🤖 AI Summary
This work addresses the rapid utility collapse of text-to-image diffusion models under continual unlearning—i.e., sequential processing of multiple forgetting requests—caused by parameter drift. We propose a semantic-aware gradient projection regularization method that projects parameter update directions onto the orthogonal complement of the gradient subspace spanned by retained tasks, coupled with a pre-trained weight preservation mechanism to effectively suppress cumulative parameter deviation. As the first systematic study of continual unlearning for diffusion models, our approach is compatible with existing unlearning algorithms and significantly improves post-unlearning image generation quality and semantic fidelity across multiple forgetting rounds. Quantitative evaluation shows consistent superiority over baselines in FID, CLIP Score, and human assessments. Our work establishes a novel paradigm for secure maintenance and auditable updating of generative models.
📝 Abstract
Machine unlearning--the ability to remove designated concepts from a pre-trained model--has advanced rapidly, particularly for text-to-image diffusion models. However, existing methods typically assume that unlearning requests arrive all at once, whereas in practice they often arrive sequentially. We present the first systematic study of continual unlearning in text-to-image diffusion models and show that popular unlearning methods suffer from rapid utility collapse: after only a few requests, models forget retained knowledge and generate degraded images.
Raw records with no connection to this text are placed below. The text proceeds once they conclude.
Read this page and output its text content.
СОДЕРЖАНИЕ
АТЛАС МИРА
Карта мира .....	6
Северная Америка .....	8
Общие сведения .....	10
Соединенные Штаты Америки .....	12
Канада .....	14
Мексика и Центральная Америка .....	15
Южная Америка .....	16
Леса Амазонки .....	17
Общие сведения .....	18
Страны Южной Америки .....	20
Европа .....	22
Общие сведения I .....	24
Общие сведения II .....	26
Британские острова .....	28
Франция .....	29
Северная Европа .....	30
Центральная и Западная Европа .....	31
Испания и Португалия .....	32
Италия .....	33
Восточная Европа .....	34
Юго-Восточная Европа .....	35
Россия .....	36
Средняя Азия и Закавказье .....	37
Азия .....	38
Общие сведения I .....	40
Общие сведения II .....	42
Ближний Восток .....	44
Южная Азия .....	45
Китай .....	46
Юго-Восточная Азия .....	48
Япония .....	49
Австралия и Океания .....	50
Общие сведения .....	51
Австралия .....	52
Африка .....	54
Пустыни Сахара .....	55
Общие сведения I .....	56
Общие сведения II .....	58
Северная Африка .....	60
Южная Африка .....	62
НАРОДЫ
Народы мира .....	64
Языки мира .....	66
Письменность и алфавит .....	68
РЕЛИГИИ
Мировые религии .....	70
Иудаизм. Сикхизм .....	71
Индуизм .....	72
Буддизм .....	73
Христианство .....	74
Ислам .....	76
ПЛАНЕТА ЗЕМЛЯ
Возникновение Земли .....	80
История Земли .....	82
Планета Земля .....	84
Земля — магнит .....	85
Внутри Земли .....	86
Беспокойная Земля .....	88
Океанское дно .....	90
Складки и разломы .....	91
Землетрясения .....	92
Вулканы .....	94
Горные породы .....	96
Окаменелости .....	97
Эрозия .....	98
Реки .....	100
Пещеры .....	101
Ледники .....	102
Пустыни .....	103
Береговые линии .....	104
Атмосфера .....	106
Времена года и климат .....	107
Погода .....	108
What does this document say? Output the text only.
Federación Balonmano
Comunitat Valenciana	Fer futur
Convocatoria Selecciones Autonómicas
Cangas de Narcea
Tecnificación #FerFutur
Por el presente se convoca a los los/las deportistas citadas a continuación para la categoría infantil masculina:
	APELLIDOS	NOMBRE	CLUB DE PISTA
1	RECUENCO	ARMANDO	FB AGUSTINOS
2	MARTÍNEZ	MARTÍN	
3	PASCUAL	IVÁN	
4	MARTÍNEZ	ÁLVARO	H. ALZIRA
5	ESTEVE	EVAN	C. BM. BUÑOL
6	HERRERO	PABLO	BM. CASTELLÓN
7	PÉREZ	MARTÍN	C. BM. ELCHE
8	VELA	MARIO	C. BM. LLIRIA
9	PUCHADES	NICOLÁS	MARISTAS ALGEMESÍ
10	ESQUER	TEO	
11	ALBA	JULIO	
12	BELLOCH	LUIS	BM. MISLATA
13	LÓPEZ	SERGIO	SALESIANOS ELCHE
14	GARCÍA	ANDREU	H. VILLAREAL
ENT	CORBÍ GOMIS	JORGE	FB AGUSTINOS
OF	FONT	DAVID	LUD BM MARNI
We trace this failure to cumulative parameter drift from the pre-training weights and argue that regularization is crucial to addressing it. To this end, we study a suite of add-on regularizers that (1) mitigate drift and (2) remain compatible with existing unlearning methods. Beyond generic regularizers, we show that semantic awareness is essential for preserving concepts close to the unlearning target, and propose a gradient-projection method that constrains parameter drift orthogonal to their subspace. This substantially improves continual unlearning performance and is complementary to other regularizers for further gains. Taken together, our study establishes continual unlearning as a fundamental challenge in text-to-image generation and provides insights, baselines, and open directions for advancing safe and accountable generative AI.